We have been friends for quite sometime now and every time I see you the problems I experience throughout the day seem to disappear.
You take me to a carefree place where the only thing that exists are the butterflys in my stomach.
What drives me crazy is that I’m so lost as to how you feel about me. I’ve never had this issue before. Some of the things you do show me that you like me as a friend and some tell me that there actually is a connection between us, and it’s not me just being hopeful.
I’ve tried dropping hints and I’ve been checking for your reactions but reading you is like me reading braille. I know there is something written there I just don’t understand the language.
I’ve come to the conclusion that I have to act on my emotions rather than suppress them in fear of what may or may not be in the future. What has been holding me back from telling you face to face how I really feel about you has been the thought of you not feeling the same about me, thus causing our friendship to end. I’d rather express how I feel than hide it and beat myself up for not telling you.

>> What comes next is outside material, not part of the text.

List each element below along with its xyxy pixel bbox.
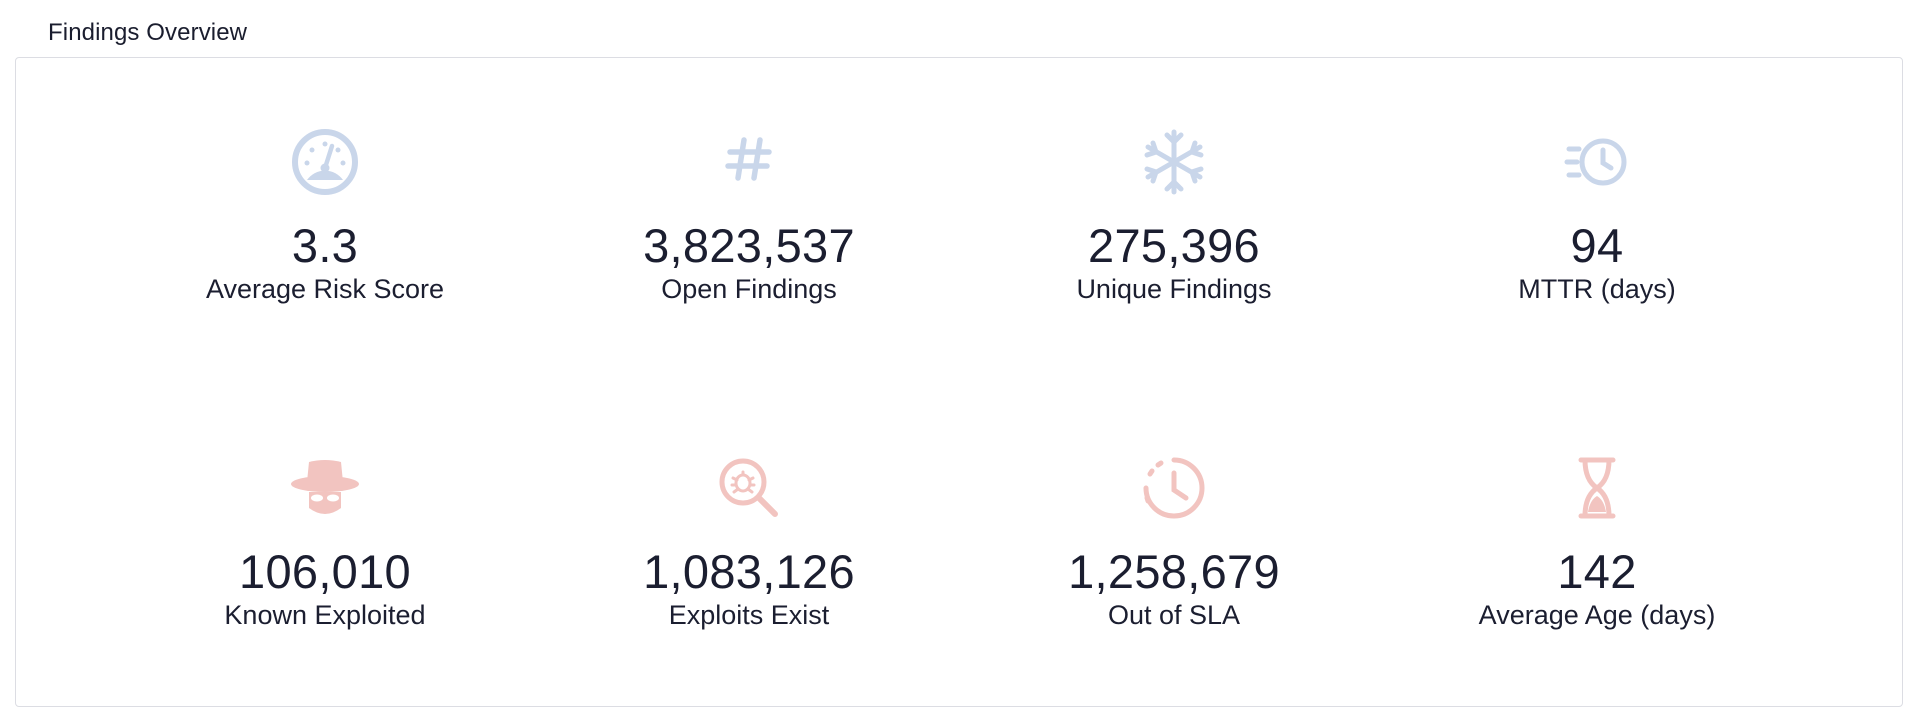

When I see myself with you, I’m happy in every sense of the word. I’m usually very logical when it comes to making decisions but my brain is telling me to think with my heart, something I don’t normally do.
I have this feeling that everything is going to turn out just the way I have imagined it for so many months and if it doesn’t I’ll become stronger from it. You are smart, funny, kind and beautiful and I will do anything to make sure you are at least some part of my life. Even if that means being the one that got away.
I love you and will do whatever I can to see you happy.